Lucas Cranach, The golden age

The angels generally keep themselves to themselves, speak rarely, live together in lofts (the humans sleep in a crowded dormitory) and usually communicate with the workers through a go-between, spy and enforcer called Alum.  We only meet two of them individually.  Jamin, a ‘fallen angel’, shows too much interest in the extramural world and too much sympathy with the humans within, and is punished by an injury to one of his wings.  He is semi-detached from the disciplinary culture of the other angels and spends much of his time at the garden’s fishpond.

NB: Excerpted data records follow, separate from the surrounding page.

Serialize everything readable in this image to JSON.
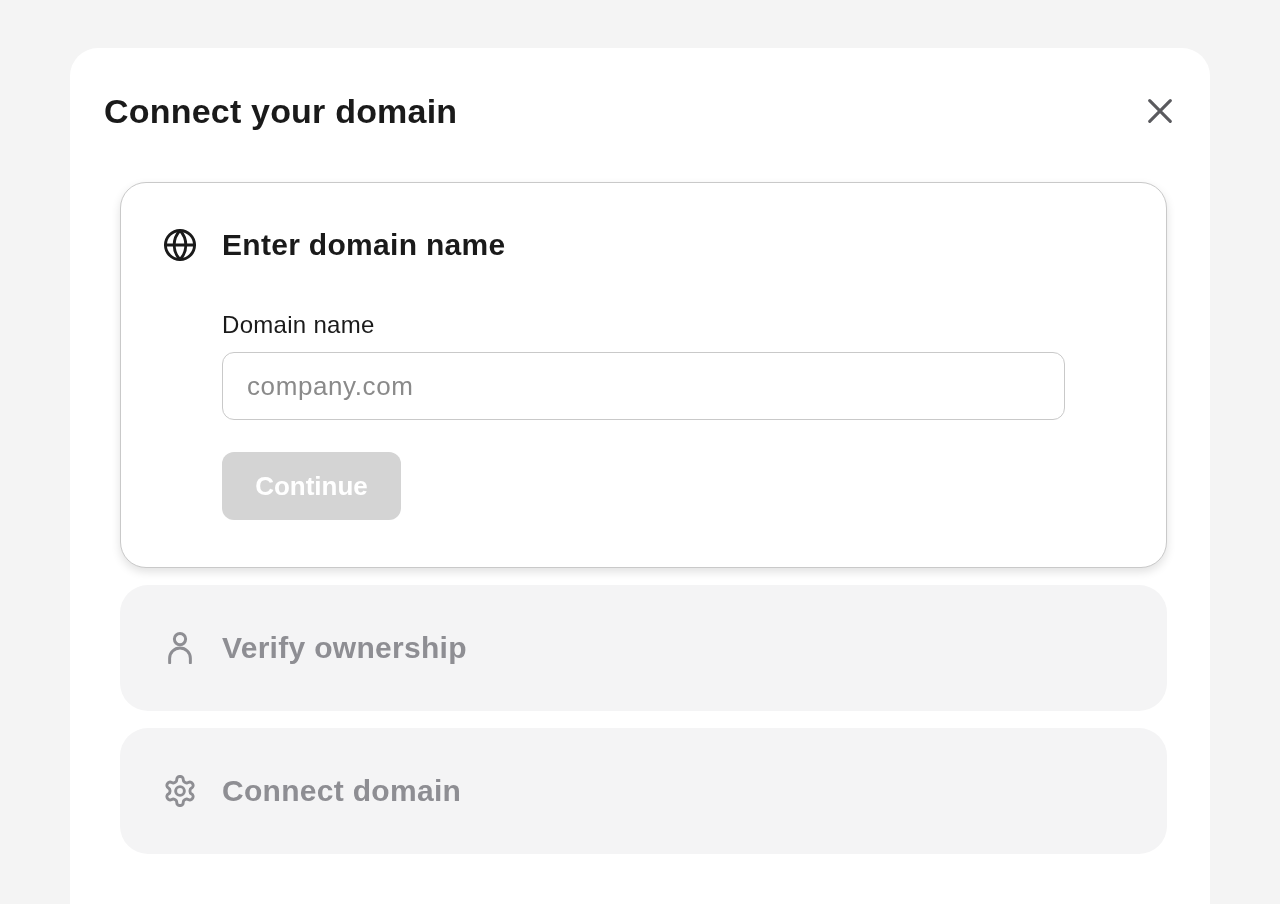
{
  "dialog": {
    "title": "Connect your domain"
  },
  "steps": [
    {
      "title": "Enter domain name",
      "expanded": true,
      "field": {
        "label": "Domain name",
        "placeholder": "company.com"
      },
      "button": {
        "label": "Continue",
        "disabled": true
      }
    },
    {
      "title": "Verify ownership",
      "expanded": false
    },
    {
      "title": "Connect domain",
      "expanded": false
    }
  ]
}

A few of the humans have doubts about the angels’ theology.  Bold and restive, Tabi is sceptical about the deadliness of the world outside and about the existence of the ‘lord’ (‘the master’s master is nothing more than hearsay’).  Ebon, who has a soft spot for her, is sympathetic, and Jamin the angel is dangerously close to both of them.  Tabi suddenly disappears from eden, and Alum reports her loss to the loft.  Jazib, the other named angel and ‘the grandest inquisitor of all’, commands him to discover what happened:

‘Don’t fail again.   We cannot tolerate …’  He lets his sentence hang unfinished in the air.  He means they cannot tolerate the flouting or loosening of rules.  Their power is diminished by the missing woman …  This is anger, red in bill and claw, but made all the more alarming by the seeming glee in the master’s eye.  For a moment, Alum expects the great beak, which now is just a reach away, to come crashing down onto his head, spilling everything inside, or that the angel’s talons will stretch out to slash his face and open up his chest, fulfilling every prophecy.

Ulisse Aldrovand, Ornithologia

Tabi’s disappearance must be reported to the lord of the garden, and two angels need to be selected for that unenviable task, and for the job of bringing back the message of what punishment will be exacted.  In the end Jazib, reassured by Alum, decides to do the work himself.

Tabi’s curiosity about the world beyond the walls sets in train events that eventually lead to the invasion of eden and its downfall.  After another ‘breakout’, by Ebon and Jamin, the gates of eden are opened.  The people outside begin to wander in, and later to ransack.  They look up into the sky, to find that the angels are evacuating eden:

What they witness is a sight to cherish and dismay.  A great cloud of blue ascending plumes, a storm of feathers and a sea of smoke which emerge out of the skylights of the angels’ lofts in harmonic unison.  They rise and pale, then seems so small, it’s said, that a hundred of them could easily find to dance on the head of a pin.  And then they disappear entirely into the thick and distant sky, to settle in their ancient places, never to return.

Jim Crace

eden is a kind of sequel to Milton’s Paradise lost.  And though it bears no obvious relation to Milton’s own sequel, Paradise regained, which deals with Satan’s unsuccessful temptation of Christ, it does have something in common with it.  The destruction of eden is hardly a disaster.  It’s more of a liberation, a discovery that security, ease and immortality are not worth having if their price is servitude, and enslavement to a false view of the universe.  The ordinary folk who burst into eden and put an end to it are themselves liberators.

Jim Crace was raised an atheist and may have no interest in theology in itself.  But he’s more than happy to use theology to press what is basically a political or moral message.  The society of eden is our own society: vastly unequal, with its gated communities and Amazon Fulfilment Centre labourers, who are disciplined by surveillance and extreme regulation, and imprisoned within what amounts to an open penitentiary, complete with hard labour.

The angels, brilliant but vicious and autocratic, are the guarantors of this unjust polity.  Their ‘assumption’ to (a non-existent?) heaven at the end of the novel is welcome.  So too is the knowledge that they will never return.  The end of eden might lead to a harder, finite life for those who remain, but at least they’ll be free to discover their own paths in life.  The book ends with an image from the future: ‘a woman with a new-born child that’s sporting on its head a bonnet brighter, bluer, than a summer sky and fashioned out of feathers from an angel’s wing’.